Mapping of a null distribution of I to that of Ir

The ability to compare I among variables and studies is essential if the metric is to be useful beyond solitary instances and to facilitate its expansion to multiple domains (Kim et al. 2015). Presently, empirical values and null distributions typical of I appear as varied contortions that fit neither each other nor a theoretical or idealized standard. Examples of such contortions can be readily observed among our empirical survey results (Table 5). Two data vectors from Goldsmith et al. (2019) yield I = 0.02 and − 0.04, yet the former is highly significant and the latter is not (\( \tilde{P} \) = 0.007 and 0.12) in dissonance with the expectation of oppositivity.

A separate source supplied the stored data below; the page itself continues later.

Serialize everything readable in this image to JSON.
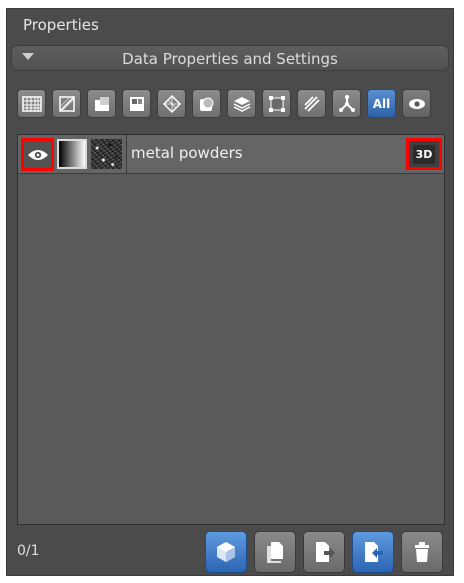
{
  "panel": {
    "title": "Properties"
  },
  "section": {
    "label": "Data Properties and Settings"
  },
  "toolbar": {
    "buttons": [
      {
        "icon": "grid-icon"
      },
      {
        "icon": "slice-icon"
      },
      {
        "icon": "region-icon"
      },
      {
        "icon": "multi-roi-icon"
      },
      {
        "icon": "mesh-icon"
      },
      {
        "icon": "shape-icon"
      },
      {
        "icon": "layers-icon"
      },
      {
        "icon": "bounds-icon"
      },
      {
        "icon": "ruler-icon"
      },
      {
        "icon": "graph-icon"
      }
    ],
    "all_label": "All",
    "visibility_icon": "eye-icon"
  },
  "list": {
    "items": [
      {
        "name": "metal powders",
        "badge": "3D",
        "visibility_icon": "eye-icon"
      }
    ]
  },
  "footer": {
    "count": "0/1",
    "buttons": [
      "cube-icon",
      "copy-icon",
      "export-icon",
      "import-icon",
      "trash-icon"
    ]
  },
  "colors": {
    "panel_bg": "#4b4b4b",
    "accent_blue": "#2c65b3",
    "highlight_red": "#ff0000"
  }
}
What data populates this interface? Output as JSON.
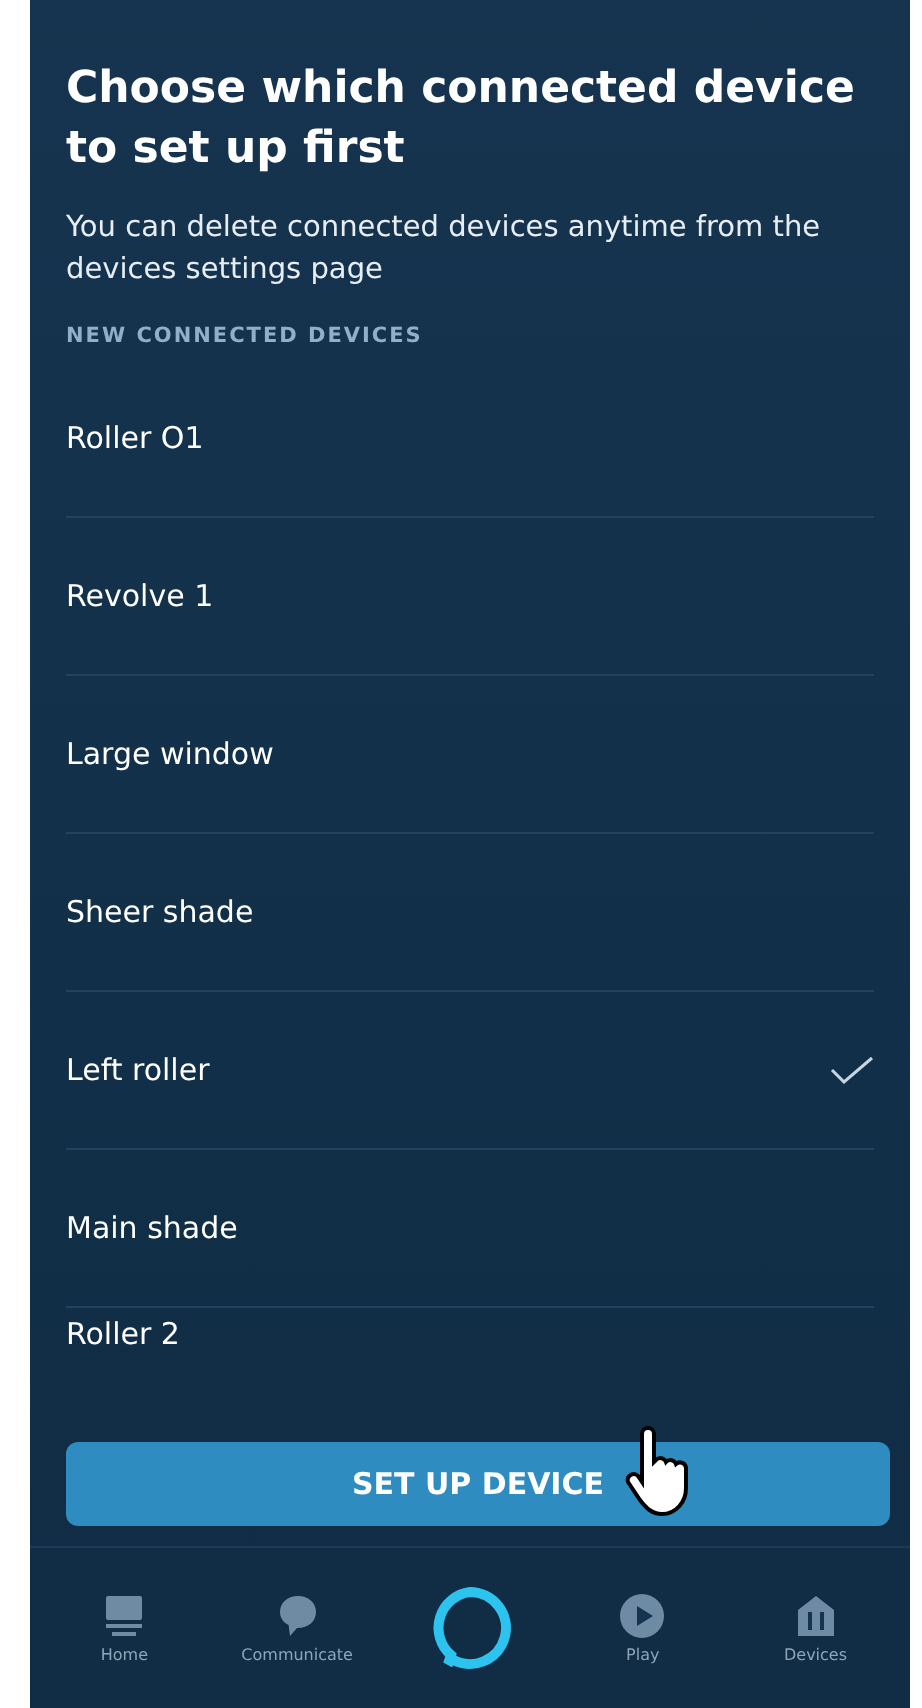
{
  "header": {
    "title": "Choose which connected device to set up first",
    "subtitle": "You can delete connected devices anytime from the devices settings page"
  },
  "section_label": "NEW CONNECTED DEVICES",
  "devices": [
    {
      "name": "Roller O1",
      "selected": false
    },
    {
      "name": "Revolve 1",
      "selected": false
    },
    {
      "name": "Large window",
      "selected": false
    },
    {
      "name": "Sheer shade",
      "selected": false
    },
    {
      "name": "Left roller",
      "selected": true
    },
    {
      "name": "Main shade",
      "selected": false
    },
    {
      "name": "Roller 2",
      "selected": false
    }
  ],
  "primary_button": "SET UP DEVICE",
  "nav": [
    {
      "kind": "home",
      "label": "Home"
    },
    {
      "kind": "communicate",
      "label": "Communicate"
    },
    {
      "kind": "alexa"
    },
    {
      "kind": "play",
      "label": "Play"
    },
    {
      "kind": "devices",
      "label": "Devices"
    }
  ]
}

In terms of scale, an I from L’Herpiniere et al. (2019) was inordinate at 1.2 while an I from Marrot et al. (2015) was miniscule at 0.01 and both were significant. Results so misfit to each other and to the scale of regular correlations are difficult to reconcile with intuition. The inscrutible nature of I thereby also precludes comparisons among studies. Rectification trues I to a standard that meets the apperceptive mass of ideals thought, taught, and wrought in the statistical and geospatial literature. We can continue to qualify every I statistic for each of its idiosyncrasies or we can present it in a manner that does not require those labors.